現実と理想
ー船内 早朝ー
船は出航した。結局、僕は誰にも何も伝えることは出来なかった。
(いいのかなぁ……こんなに快適に過ごして)
肩、手、足、背中などに蓄積されていた疲労が、全てどこかに飛ばされていくような快楽がここにある。上質な革の椅子。最初はただのふわふわの椅子かと思ったがそうではなかった。
座った後、近くにあった謎の記号が描かれた所を押すと、激しく振動を始めたのだ。最初は恐怖を覚えた。しかし、すぐに安らぎが与えられた。隣の同じ椅子に座るラヴィさんも、気持ち良さそうにしている。
「はぁ……」
目を瞑って今までのことを考える。自分自身にあったこと、国で起こったこと。考えたい訳ではない、勝手に頭の中を巡る。だから考えるのだ。
「ため息ですか? やっぱり、王様って大変なんですか?」
「全てがこの僕の手にあるようなものですから。正直、あまり考えたくないことです。考えない訳にもいかないんですけどね」
「辞めたい、とか思ったことあるんです? 私らみたいに、普通に。あんまり、聞いてはいけないことだとは理解してるんですけど。普通に気になるんですよね。どうなんですか?」
ラヴィさんは、声色を弾ませながら聞いてきた。僕なんかのことを知った所で何にもならないだろうに。
「そうですね……」
(……もう始まっているのかな)
僕は悩んだ。変に隠してはいけない、本来の自分を。それが米国との約束の一つ。それがもう始まっているのだとしたら、嘘をつくことは許されないだろう。
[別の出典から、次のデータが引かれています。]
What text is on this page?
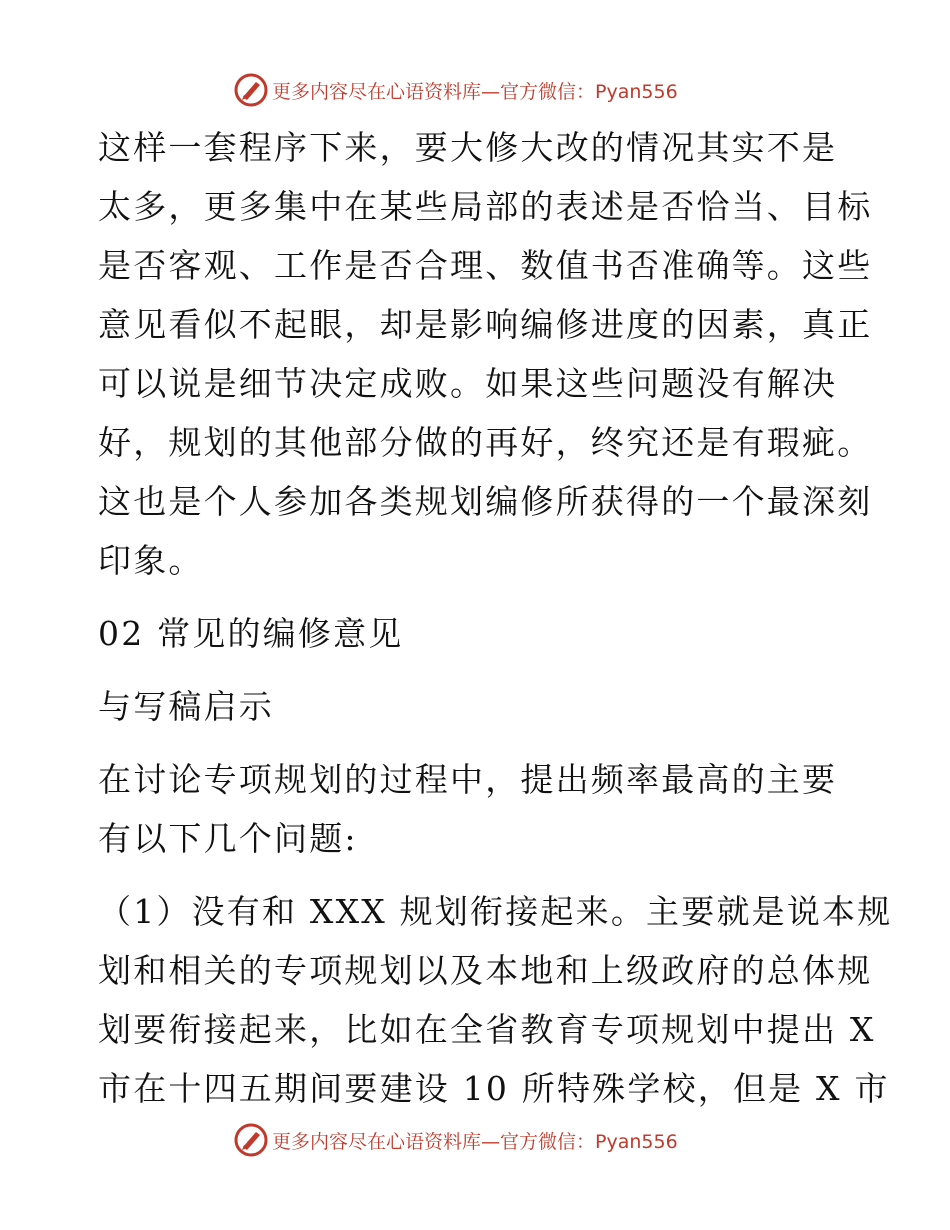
更多内容尽在心语资料库—官方微信：Pyan556

这样一套程序下来，要大修大改的情况其实不是

太多，更多集中在某些局部的表述是否恰当、目标

是否客观、工作是否合理、数值书否准确等。这些

意见看似不起眼，却是影响编修进度的因素，真正

可以说是细节决定成败。如果这些问题没有解决

好，规划的其他部分做的再好，终究还是有瑕疵。

这也是个人参加各类规划编修所获得的一个最深刻

印象。

02 常见的编修意见

与写稿启示

在讨论专项规划的过程中，提出频率最高的主要

有以下几个问题:

（1）没有和 XXX 规划衔接起来。主要就是说本规

划和相关的专项规划以及本地和上级政府的总体规

划要衔接起来，比如在全省教育专项规划中提出 X

市在十四五期间要建设 10 所特殊学校，但是 X 市

更多内容尽在心语资料库—官方微信：Pyan556
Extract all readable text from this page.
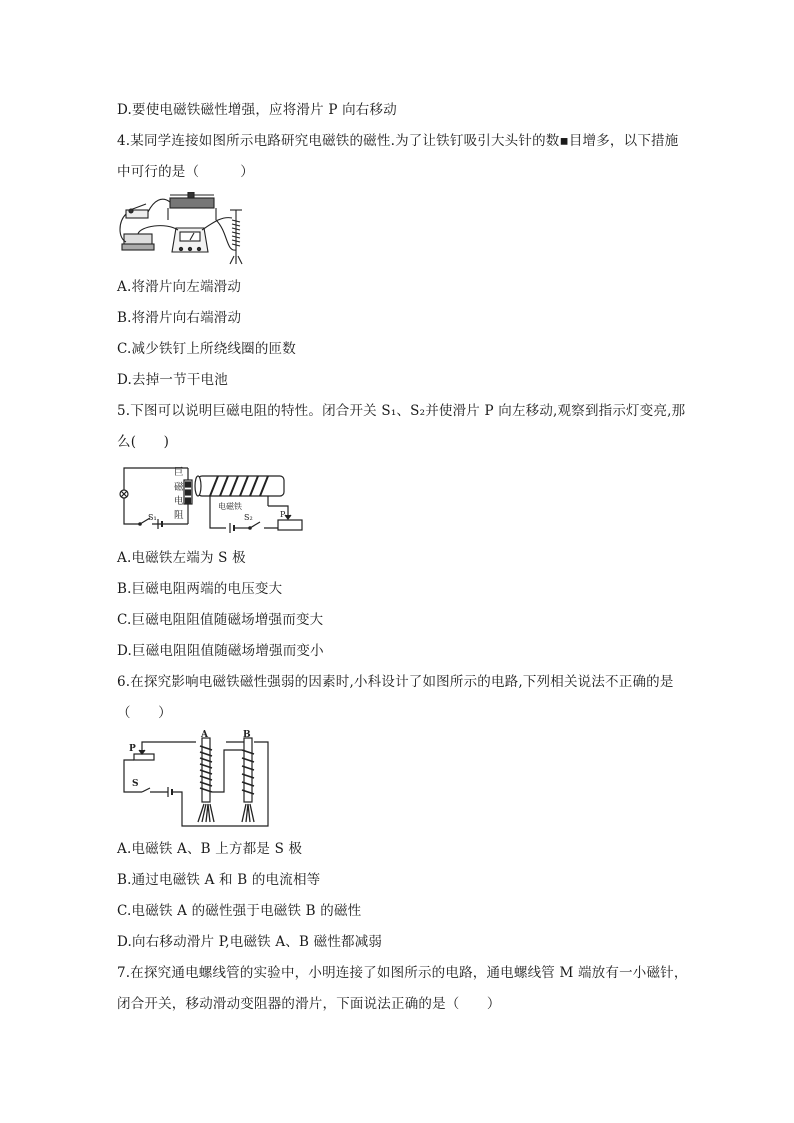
D.要使电磁铁磁性增强，应将滑片 P 向右移动
4.某同学连接如图所示电路研究电磁铁的磁性.为了让铁钉吸引大头针的数▪目增多，以下措施
中可行的是（　　　）
A.将滑片向左端滑动
B.将滑片向右端滑动
C.减少铁钉上所绕线圈的匝数
D.去掉一节干电池
5.下图可以说明巨磁电阻的特性。闭合开关 S₁、S₂并使滑片 P 向左移动,观察到指示灯变亮,那
么(　　)
巨
磁
电
阻
S₁
电磁铁
S₂	P
A.电磁铁左端为 S 极
B.巨磁电阻两端的电压变大
C.巨磁电阻阻值随磁场增强而变大
D.巨磁电阻阻值随磁场增强而变小
6.在探究影响电磁铁磁性强弱的因素时,小科设计了如图所示的电路,下列相关说法不正确的是
（　　）
A	B
P
S
A.电磁铁 A、B 上方都是 S 极
B.通过电磁铁 A 和 B 的电流相等
C.电磁铁 A 的磁性强于电磁铁 B 的磁性
D.向右移动滑片 P,电磁铁 A、B 磁性都减弱
7.在探究通电螺线管的实验中，小明连接了如图所示的电路，通电螺线管 M 端放有一小磁针，
闭合开关，移动滑动变阻器的滑片，下面说法正确的是（　　）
ただの通訳かどうかは不明だ。ただの通訳でないかもしれない。僕は一つ、覚悟を決めた。
「ありますよ。何度も何度も」
「やっぱりあるんですねぇ。ちょっとだけ親近感湧きました。王様ですかぁ……国の頂点……我々の国で言ったら、大統領的な立ち位置ですよね。うん、仕事を想像するだけで凄いなぁって。尊敬します」
「大統領?」
「あ、はい。我々の国では国民の代表を選出しています。それが大統領です。男性の方なんですけど……なんというか現実主義者なんですよね。本当に人間なのかと思ってしまうことがあります。あ、こう言ってること内緒ですよ。怖いので……」
「でも、国は安定しているんでしょう?」
「あ、それはそうですよ。経済も治安も昔とは比べ物にはなりません」
「だったらいいじゃないですか。国が安定しているのなら……例え、その人が人間であるのかどうか不思議に思っても」
要は、結果が全てだ。もし国が安定するのなら、血が通わない人間が統治してもいい。
「それに……理想だけを追い求めても国は導けない……ふふ、僕も大統領から学ぶ必要がありそうですね」
いつも現実を受けとめ切れない僕には、いい出会いかもしれない。